We were trying to restrict ourselves to just specifying the behavior of PUT
that was modified by WebDAV -- the HTTP specification is the proper place
for discussion of the two posible uses of PUT (update vs. create).

>
> >8.7.2     PUT for Collections
> >
> >   As defined in the HTTP/1.1 specification [RFC2068], the "PUT method
> >   requests that the enclosed entity be stored under the supplied
> >   Request-URI."  Since submission of an entity representing a
> >   collection would implicitly encode creation and deletion of
> >   resources, this specification intentionally does not define a
> >   transmission format for creating a collection using PUT.  Instead,
> >   the MKCOL method is defined to create collections.
>
> [CLARITY] This paragraph seems redundant with the second paragraph
> of section 5.3. My comments above to that earlier paragraph
> apply here as well.

Good point -- one of the two could safely be removed.  This change will be
noted for inclusion in a future draft.

> >   When the PUT operation creates a new non-collection resource all
> >   ancestors MUST already exist.  If all ancestors do not exist, the
> >   method MUST fail with a 409 (Conflict) status code.  For example, if
> >   resource /a/b/c/d.html is to be created and /a/b/c/ does not exist,
> >   then the request must fail.
>
> [CLARITY] This should be moved into 8.7.1, or deleted as being redundant.
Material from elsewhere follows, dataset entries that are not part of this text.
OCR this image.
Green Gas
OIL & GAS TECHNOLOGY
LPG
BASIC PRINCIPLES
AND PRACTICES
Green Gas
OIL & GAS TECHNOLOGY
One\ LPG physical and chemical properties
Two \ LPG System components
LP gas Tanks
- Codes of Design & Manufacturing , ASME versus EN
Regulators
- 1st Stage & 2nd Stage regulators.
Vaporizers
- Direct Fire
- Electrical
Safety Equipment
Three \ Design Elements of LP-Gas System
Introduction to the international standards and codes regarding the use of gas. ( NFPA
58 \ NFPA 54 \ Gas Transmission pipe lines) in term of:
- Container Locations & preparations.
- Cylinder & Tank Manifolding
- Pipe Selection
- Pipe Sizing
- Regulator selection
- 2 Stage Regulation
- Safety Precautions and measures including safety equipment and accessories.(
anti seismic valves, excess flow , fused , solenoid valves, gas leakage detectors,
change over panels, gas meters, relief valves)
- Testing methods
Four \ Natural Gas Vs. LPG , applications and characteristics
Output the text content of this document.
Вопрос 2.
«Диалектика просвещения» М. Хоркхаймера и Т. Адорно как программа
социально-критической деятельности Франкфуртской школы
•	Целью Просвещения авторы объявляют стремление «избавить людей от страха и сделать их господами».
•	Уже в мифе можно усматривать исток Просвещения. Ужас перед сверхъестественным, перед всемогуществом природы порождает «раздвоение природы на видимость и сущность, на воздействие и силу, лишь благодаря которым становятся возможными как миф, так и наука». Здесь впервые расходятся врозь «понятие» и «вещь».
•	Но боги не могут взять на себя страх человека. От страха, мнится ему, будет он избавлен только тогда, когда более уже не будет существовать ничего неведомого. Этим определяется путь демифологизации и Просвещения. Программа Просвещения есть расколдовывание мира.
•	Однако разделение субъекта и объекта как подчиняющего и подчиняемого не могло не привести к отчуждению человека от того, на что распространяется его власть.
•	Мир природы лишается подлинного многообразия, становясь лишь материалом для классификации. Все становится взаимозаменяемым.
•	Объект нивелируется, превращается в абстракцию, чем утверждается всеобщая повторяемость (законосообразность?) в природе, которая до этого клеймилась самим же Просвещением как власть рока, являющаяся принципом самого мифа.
Good point. This change will be noted for inclusion in a future draft.

> >8.8 COPY Method
>
> [CLARITY] Section 7.7 should be merged in here. See my general comments
> regarding COPY at 7.7.

This is another document design decision.  Do you discuss locking behavior
all in one place, or do you discuss the behavior of locks for COPY and MOVE
in the COPY and MOVE sections?  We decided to keep the locking sections
together, so that all implications of locks could be more easily seen.

> >   Live properties SHOULD be duplicated as identically behaving live
> >   properties at the destination resource.  If a property cannot be
> >   copied live, then its value MUST be duplicated, octet-for-octet, in
> >   an identically named, dead property on the destination resource
> >   subject to the effects of the propertybehavior XML element.
>
> [CLARITY] This whole conception of "live" and "dead" properties escapes
> me. Maybe when the property proposal is fleshed out in its own
> document, it will become clearer.

Well, it's hard for me to understand your confusion without more specific
feedback.  Section 4.1 is pretty clear when I read it.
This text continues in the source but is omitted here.